Wenn nicht, würde ich nach dort kommen, wenn Du Stadturlaub hast, also um dieselbe Zeit 3.12 an der Post! Ist es Dir recht, oder soll ich früher kommen? Darüber gibt mir bitte Nachricht! Wegen der Geburtsurkunden habe ich geschrieben. Ich habe eine + Du ja auch! Bliebe die von Oma + von m. Vater. Frage erst den Feldmeister, ob Du von D. Vater auch beibringen mußt! Oder ob es nicht nötig ist. Sprich offen mit ihm! Wenn Du sie haben mußt, schreibe an Vater und bitte ihn höflich darum! Sage ihm, daß Du Dich direkt an ihn gewandt hast, ohne lange das Vormundschaftsgericht in Anspruch zu nehmen! Das wäre ihm wohl auch lieber. Teile ihm dann auch D. Einstellung zum Militär mit, und die Waffe, zu der Du gezogen bist! – Wie geht’s Dir gesundheitlich bei dem unfreundlichen, kalten Wetter? Ich hoffe, daß alles in Ordnung ist! – Ich habe bei R. ein Paar Schuhe ausgesucht, 12,50, ich bringe sie Sonntag mit! Die billigen sind zu schlecht! Ich verkaufe die gelben Stiefel an Henselers in Mülheim, was sollen sie so lange stehen!

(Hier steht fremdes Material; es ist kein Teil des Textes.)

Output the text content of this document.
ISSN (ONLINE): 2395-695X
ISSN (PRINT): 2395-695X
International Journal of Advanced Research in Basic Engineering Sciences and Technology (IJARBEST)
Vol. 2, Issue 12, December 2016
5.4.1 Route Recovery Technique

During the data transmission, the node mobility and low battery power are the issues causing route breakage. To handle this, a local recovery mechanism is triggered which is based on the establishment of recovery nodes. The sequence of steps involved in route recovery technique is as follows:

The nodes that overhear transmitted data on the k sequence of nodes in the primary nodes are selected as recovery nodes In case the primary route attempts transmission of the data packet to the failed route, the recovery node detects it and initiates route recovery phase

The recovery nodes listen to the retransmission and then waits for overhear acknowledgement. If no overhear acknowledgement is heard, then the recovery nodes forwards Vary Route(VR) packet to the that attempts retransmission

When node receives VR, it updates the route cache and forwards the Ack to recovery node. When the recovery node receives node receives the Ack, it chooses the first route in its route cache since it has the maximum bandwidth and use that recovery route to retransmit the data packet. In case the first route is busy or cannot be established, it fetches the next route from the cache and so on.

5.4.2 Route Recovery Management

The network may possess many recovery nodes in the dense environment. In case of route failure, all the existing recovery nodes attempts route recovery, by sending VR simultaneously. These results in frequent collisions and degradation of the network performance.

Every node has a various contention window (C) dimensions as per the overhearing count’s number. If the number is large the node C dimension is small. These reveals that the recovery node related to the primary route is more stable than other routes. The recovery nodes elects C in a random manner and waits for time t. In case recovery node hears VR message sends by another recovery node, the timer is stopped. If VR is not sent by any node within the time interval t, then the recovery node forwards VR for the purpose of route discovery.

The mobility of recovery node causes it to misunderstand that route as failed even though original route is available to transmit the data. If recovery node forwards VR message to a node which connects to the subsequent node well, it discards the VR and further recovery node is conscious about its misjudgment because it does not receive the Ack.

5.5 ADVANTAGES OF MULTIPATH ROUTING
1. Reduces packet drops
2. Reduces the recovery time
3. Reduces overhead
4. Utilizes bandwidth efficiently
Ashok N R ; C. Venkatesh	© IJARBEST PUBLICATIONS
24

Nun Schluß, Georg kommt mit Arbeit, 8 Uhr f. Donnerstag, natürlich Silka[?]. Johanna kann mir fast nichts helfen!

Selbst ist der Mann! Alle lassen herzlich grüßen, bes. Hanni, sie wird so wild! Empfange recht, recht herzliche Grüße und eine lieben Kuß von
Deiner Dichliebenden Mutter.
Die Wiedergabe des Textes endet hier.